We have a good tolerance for new ideas and what that needs to produce is a city where lots of smaller start-ups are nurtured here.
They are given the space to get off the ground where there could be work to be done to generate some larger players and the Digital Festival contributes to these things.
KATHERINE ANCHORS, HOLLINGBURY: What one thing would you like to see introduced to improve Brighton’s digital economy?
TB: I know the guys at Wired Sussex where I work with the festival have been working really hard with the council to campaign for super fast broadband and I think that’s the next step for the city.
I think it will make a huge difference.
GREGORY PETERSON, WOODINGDEAN: What is the ‘event to look out for’?
TB: It’s impossible to say because it’s my job to try and create the festival as a platform.
Today I would encourage anyone reading this to go to Brighton Mini Maker Faire at the Corn Exchange over the weekend.
It’s a fantastic celebration of DIY technology and a great chance for kids and adults to get their hands dirty while making things.
I guarantee it will be a great day for kids and families.
SOPHIE ETCHINGHAM, ROTTINGDEAN: How do you turn technical digital talk into a language which is accessible for everyone, and an inclusive event?
TB: This is something all our event organisers have to be aware of and ensure that we are communicating effectively.
Allowing involvement means our people are empowered to ask questions and not made to feel silly if they don’t understand.

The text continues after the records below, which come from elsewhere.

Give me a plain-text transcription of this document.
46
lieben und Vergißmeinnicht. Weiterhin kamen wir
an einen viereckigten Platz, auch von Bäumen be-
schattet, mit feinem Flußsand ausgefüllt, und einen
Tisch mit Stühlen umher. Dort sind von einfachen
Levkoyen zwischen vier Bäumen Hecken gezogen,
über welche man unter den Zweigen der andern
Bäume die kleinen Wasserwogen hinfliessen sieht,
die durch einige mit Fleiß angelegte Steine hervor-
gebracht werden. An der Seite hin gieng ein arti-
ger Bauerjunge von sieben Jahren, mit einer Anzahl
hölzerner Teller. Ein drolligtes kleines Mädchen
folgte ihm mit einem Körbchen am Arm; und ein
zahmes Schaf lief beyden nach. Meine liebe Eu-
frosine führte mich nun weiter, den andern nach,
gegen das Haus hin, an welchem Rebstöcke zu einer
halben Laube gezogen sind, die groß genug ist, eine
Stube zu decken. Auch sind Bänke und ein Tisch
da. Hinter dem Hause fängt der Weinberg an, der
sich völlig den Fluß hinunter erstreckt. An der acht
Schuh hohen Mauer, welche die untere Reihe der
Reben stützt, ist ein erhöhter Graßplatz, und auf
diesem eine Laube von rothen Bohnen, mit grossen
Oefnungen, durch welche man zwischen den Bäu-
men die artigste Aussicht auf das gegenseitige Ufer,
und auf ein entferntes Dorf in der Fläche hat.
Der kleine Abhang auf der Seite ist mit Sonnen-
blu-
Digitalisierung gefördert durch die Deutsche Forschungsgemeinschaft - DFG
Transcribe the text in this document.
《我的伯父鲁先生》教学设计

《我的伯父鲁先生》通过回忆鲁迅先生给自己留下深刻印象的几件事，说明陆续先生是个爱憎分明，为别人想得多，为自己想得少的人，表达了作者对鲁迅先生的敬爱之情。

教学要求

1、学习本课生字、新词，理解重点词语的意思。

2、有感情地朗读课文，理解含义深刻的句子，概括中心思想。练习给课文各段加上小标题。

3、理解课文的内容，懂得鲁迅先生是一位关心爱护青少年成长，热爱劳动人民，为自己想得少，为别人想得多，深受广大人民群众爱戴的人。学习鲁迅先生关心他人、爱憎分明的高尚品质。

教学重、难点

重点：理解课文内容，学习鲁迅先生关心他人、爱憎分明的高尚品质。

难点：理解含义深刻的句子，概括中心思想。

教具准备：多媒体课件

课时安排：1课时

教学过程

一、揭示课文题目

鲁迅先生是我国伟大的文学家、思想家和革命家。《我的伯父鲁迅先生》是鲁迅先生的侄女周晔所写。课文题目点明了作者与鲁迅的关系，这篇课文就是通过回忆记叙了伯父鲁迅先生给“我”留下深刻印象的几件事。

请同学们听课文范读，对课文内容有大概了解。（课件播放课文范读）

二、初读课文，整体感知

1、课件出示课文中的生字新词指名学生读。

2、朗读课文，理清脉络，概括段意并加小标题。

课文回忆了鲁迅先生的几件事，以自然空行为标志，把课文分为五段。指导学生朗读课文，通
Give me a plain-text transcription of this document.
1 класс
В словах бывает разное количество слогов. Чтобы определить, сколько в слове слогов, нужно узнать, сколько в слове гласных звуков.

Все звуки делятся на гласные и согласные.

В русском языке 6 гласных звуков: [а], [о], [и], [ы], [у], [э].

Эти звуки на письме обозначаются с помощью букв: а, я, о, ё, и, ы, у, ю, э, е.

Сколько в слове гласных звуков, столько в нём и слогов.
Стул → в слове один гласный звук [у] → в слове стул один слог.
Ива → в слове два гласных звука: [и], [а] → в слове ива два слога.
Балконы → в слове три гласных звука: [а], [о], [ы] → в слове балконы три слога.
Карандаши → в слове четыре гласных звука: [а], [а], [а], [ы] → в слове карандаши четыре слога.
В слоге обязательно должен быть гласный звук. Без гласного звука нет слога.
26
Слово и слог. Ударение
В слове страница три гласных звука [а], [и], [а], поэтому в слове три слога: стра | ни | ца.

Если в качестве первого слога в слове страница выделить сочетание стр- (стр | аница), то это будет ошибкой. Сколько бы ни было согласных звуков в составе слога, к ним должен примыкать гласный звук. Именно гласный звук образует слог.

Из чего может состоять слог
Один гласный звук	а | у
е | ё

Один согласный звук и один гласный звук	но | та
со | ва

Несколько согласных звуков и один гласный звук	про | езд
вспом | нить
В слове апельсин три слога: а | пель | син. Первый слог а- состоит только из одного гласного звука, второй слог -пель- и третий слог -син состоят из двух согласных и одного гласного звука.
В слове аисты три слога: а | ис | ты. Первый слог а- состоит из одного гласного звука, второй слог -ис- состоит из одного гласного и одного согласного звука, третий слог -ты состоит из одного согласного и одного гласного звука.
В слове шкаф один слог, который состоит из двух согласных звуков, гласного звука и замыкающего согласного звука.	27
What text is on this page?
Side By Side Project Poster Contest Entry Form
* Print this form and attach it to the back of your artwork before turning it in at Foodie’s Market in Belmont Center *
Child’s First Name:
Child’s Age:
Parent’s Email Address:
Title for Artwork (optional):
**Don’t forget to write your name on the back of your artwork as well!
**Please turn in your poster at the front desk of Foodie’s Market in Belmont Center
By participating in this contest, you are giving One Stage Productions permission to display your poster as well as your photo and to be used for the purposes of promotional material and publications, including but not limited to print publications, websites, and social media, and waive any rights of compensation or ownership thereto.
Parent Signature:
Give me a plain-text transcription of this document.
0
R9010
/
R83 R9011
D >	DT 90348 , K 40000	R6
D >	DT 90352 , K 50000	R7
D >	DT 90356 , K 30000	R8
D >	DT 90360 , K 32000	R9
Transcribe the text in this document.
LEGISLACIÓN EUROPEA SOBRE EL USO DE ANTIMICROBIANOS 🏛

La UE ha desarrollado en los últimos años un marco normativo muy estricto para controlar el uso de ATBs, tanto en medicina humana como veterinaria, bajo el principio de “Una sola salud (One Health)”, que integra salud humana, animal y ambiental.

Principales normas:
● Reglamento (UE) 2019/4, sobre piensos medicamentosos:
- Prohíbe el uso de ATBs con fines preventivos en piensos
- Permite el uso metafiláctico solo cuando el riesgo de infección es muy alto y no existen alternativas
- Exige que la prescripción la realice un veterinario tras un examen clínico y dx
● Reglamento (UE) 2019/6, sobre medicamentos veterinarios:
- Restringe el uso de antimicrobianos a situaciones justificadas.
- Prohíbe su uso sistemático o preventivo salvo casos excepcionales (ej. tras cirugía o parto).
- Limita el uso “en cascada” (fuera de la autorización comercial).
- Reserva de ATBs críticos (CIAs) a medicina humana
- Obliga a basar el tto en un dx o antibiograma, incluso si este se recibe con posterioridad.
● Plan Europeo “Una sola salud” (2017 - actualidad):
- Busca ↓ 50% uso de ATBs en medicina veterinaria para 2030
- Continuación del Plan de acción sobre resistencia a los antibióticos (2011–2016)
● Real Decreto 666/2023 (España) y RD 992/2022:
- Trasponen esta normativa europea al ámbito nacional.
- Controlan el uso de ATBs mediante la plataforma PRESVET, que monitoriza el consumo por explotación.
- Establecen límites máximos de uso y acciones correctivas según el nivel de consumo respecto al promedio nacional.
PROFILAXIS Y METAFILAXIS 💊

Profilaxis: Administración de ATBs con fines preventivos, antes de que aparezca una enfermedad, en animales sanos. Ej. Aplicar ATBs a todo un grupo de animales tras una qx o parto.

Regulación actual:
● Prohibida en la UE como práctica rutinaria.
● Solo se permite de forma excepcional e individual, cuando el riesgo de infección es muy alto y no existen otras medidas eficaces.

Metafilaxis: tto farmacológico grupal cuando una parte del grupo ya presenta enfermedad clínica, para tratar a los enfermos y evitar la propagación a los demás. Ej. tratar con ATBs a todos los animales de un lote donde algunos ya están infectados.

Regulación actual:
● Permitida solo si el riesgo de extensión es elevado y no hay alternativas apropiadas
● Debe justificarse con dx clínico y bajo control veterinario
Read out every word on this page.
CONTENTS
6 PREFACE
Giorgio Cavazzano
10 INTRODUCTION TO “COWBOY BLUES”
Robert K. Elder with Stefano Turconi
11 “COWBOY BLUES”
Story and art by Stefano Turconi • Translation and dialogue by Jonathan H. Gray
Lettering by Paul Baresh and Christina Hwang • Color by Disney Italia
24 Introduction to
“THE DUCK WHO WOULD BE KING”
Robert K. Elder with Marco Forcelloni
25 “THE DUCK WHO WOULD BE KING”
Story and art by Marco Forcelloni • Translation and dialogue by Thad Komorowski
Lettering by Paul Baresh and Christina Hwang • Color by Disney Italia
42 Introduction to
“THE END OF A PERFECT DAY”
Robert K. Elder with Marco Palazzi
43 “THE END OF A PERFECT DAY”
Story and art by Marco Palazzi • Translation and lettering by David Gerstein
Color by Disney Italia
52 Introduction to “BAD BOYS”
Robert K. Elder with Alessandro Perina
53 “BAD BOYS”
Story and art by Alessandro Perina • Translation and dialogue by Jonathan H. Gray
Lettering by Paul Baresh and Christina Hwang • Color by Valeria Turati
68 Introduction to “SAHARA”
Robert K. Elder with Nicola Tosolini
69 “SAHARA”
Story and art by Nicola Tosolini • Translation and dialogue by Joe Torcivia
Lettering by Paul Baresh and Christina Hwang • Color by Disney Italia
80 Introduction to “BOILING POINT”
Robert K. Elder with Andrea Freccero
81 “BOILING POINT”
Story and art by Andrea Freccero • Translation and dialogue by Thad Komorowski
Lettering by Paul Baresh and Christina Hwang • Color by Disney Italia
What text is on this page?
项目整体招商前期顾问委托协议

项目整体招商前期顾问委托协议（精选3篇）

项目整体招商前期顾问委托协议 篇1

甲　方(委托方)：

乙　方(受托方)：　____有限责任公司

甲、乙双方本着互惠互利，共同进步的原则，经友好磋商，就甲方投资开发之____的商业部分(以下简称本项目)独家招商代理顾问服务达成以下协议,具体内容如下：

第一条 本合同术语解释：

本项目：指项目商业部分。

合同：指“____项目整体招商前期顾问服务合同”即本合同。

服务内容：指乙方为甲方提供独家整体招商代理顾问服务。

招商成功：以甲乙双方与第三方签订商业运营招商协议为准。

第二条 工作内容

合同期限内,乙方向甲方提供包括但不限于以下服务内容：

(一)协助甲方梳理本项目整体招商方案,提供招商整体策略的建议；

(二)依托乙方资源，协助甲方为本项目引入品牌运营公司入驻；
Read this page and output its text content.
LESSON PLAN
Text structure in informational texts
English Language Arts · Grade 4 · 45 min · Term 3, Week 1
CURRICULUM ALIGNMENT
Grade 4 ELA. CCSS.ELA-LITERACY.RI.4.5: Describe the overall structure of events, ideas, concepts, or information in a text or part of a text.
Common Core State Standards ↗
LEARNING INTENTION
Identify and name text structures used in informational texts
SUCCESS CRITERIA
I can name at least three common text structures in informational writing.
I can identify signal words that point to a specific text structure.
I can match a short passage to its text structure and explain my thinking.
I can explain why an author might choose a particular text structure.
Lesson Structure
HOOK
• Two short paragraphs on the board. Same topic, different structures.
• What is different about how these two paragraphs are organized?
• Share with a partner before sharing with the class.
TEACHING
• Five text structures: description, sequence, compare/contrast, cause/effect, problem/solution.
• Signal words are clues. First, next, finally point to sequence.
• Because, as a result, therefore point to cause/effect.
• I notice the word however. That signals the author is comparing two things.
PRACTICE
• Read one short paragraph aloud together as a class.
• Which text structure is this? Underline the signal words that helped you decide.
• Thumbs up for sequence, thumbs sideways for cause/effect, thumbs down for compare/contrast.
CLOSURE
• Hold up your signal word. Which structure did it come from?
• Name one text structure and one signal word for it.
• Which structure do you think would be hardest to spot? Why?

Some of the stuff which is planned in the programme is very specialist and personally I don’t understand and wouldn’t expect to understand.
SAM EBERNOE, BRIGHTON: Surely everyone can design a website – and it won‘t be long until apps are easy too. Why should I pay to have someone design my site?
TB: That’s true. I think that’s going to be the case for a lot of things we currently have to bring experts in to do and eventually top computers or a piece of glass in front of our face will be able to do the job.
But I think that’s exciting as we see things evolve and the experts in these fields will start applying their skills and energy to new areas – it will be fascinating to see what happens.